Yoohoo! EU Commission! Are you watching?

<Quote>
Here's some repulsive news from Microsoft, in an article on Yahoo!
News titled, "Microsoft pledges cash for IT in developing world" but
which I would more accurately, I think, call, "Microsoft Finds New Way
To Be Anticompetitive":

[...]

"Microsoft is still working through some of the 'technical
limitations' that remain in putting XP on the XO, the green PC from
the One Laptop Per Child project, Ayala [MS spokesman] said."

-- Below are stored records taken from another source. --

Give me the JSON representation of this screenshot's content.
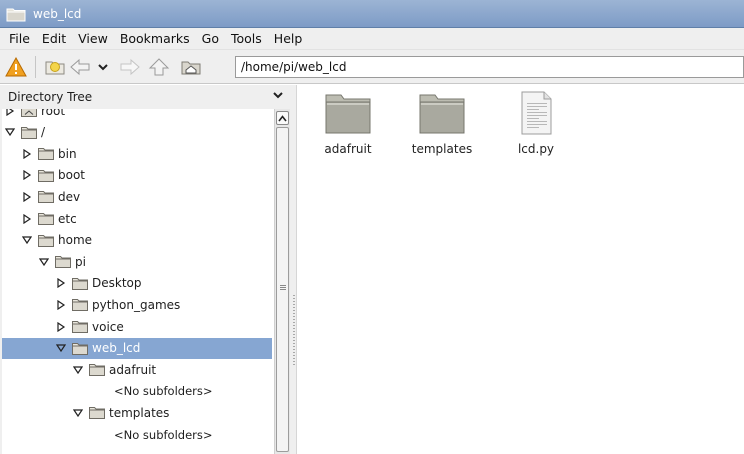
{
  "window": {
    "title": "web_lcd"
  },
  "menu": [
    "File",
    "Edit",
    "View",
    "Bookmarks",
    "Go",
    "Tools",
    "Help"
  ],
  "toolbar": {
    "icons": [
      "warning-icon",
      "new-folder-icon",
      "back-icon",
      "dropdown-chevron-icon",
      "forward-icon",
      "up-icon",
      "home-icon"
    ],
    "path": "/home/pi/web_lcd"
  },
  "sidebar": {
    "title": "Directory Tree",
    "tree": [
      {
        "label": "root",
        "level": 0,
        "expanded": false,
        "icon": "home-folder-icon"
      },
      {
        "label": "/",
        "level": 0,
        "expanded": true,
        "icon": "folder-icon"
      },
      {
        "label": "bin",
        "level": 1,
        "expanded": false,
        "icon": "folder-icon"
      },
      {
        "label": "boot",
        "level": 1,
        "expanded": false,
        "icon": "folder-icon"
      },
      {
        "label": "dev",
        "level": 1,
        "expanded": false,
        "icon": "folder-icon"
      },
      {
        "label": "etc",
        "level": 1,
        "expanded": false,
        "icon": "folder-icon"
      },
      {
        "label": "home",
        "level": 1,
        "expanded": true,
        "icon": "folder-icon"
      },
      {
        "label": "pi",
        "level": 2,
        "expanded": true,
        "icon": "folder-icon"
      },
      {
        "label": "Desktop",
        "level": 3,
        "expanded": false,
        "icon": "folder-icon"
      },
      {
        "label": "python_games",
        "level": 3,
        "expanded": false,
        "icon": "folder-icon"
      },
      {
        "label": "voice",
        "level": 3,
        "expanded": false,
        "icon": "folder-icon"
      },
      {
        "label": "web_lcd",
        "level": 3,
        "expanded": true,
        "icon": "folder-icon",
        "selected": true
      },
      {
        "label": "adafruit",
        "level": 4,
        "expanded": true,
        "icon": "folder-icon"
      },
      {
        "label": "<No subfolders>",
        "level": 5,
        "placeholder": true
      },
      {
        "label": "templates",
        "level": 4,
        "expanded": true,
        "icon": "folder-icon"
      },
      {
        "label": "<No subfolders>",
        "level": 5,
        "placeholder": true
      }
    ]
  },
  "files": [
    {
      "name": "adafruit",
      "type": "folder",
      "icon": "folder-icon"
    },
    {
      "name": "templates",
      "type": "folder",
      "icon": "folder-icon"
    },
    {
      "name": "lcd.py",
      "type": "file",
      "icon": "text-file-icon"
    }
  ],
  "colors": {
    "titlebar": "#8aa6cc",
    "selection": "#86a6d2",
    "warning": "#f0a020"
  }
}
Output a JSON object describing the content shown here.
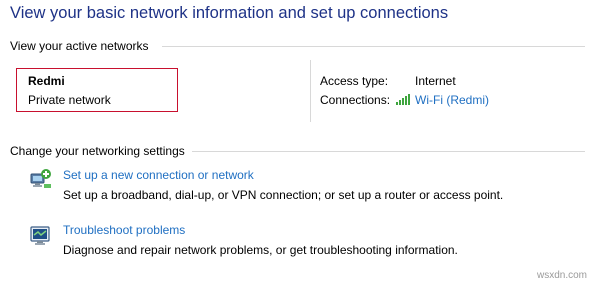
{
  "page": {
    "title": "View your basic network information and set up connections"
  },
  "active_networks": {
    "heading": "View your active networks",
    "network": {
      "name": "Redmi",
      "category": "Private network"
    },
    "access_type_label": "Access type:",
    "access_type_value": "Internet",
    "connections_label": "Connections:",
    "connections_value": "Wi-Fi (Redmi)",
    "connection_icon": "wifi-signal-icon"
  },
  "change_settings": {
    "heading": "Change your networking settings",
    "tasks": [
      {
        "icon": "new-connection-icon",
        "label": "Set up a new connection or network",
        "description": "Set up a broadband, dial-up, or VPN connection; or set up a router or access point."
      },
      {
        "icon": "troubleshoot-icon",
        "label": "Troubleshoot problems",
        "description": "Diagnose and repair network problems, or get troubleshooting information."
      }
    ]
  },
  "watermark": "wsxdn.com",
  "colors": {
    "title": "#1e3287",
    "link": "#1f6fc2",
    "highlight_box": "#c8102e",
    "divider": "#d8d8d8",
    "signal": "#3ea53e"
  }
}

So, to compete with Microsoft, Linux needs to be able to spend 235
million to buy a market? There are also some interesting details on
deals being made in Russia, Mexico and Libya:

[...]

Of course, they can't put that honking Vista on these laptops. So,
it's XP forever, I guess, for the third world. Indeed the article says
XP will be the supported platform on low-cost PCs such as the
Classmate and Asus EEE, this despite the fact that Windows XP will
stop being available to OEMs in June 2008 according to what I've seen
announced. I hope those governments have figured out a plan on how
they will upgrade someday. Hahahaha. Their only hope is if Microsoft
can pick OLPC's brains fast and then figure out how to get a smaller
footprint.

[...]

So, bottom line? I read it as meaning that Microsoft would like to
join Intel in killing off One Laptop Per Child's XO laptop, because it
runs Linux on AMD, and because OLPC identified a new market in the
third world, and monopolies are like the grave -- they never say,
"Enough".

Please remember this day, next time someone tells you how
philanthropic Mr. Gates is. Monopolies these days not only crush
competition, they're willing to crush a charity to make a buck. I
would say any apparent cooperation with OLPC, therefore, is just for
show, folks. Those "technical" difficulties won't be solved, I figure,
until this new market is glutted with Microsoft on Intel Classmates
and Asus EEE's, loaded with XP, that old-fashioned operating system,
and none of their laptops can do for those children what the OLPC XO
can do. P.S. Children don't need training to use an OLPC XO. It's
designed to *not* need it. I hope OLPC patented everything before they
show Microsoft a thing. For real. Otherwise, someday we'll be looking
for prior art to overturn a Microsoft patent or two.

Yoohoo, EU Commission! Are you watching these maneuvers?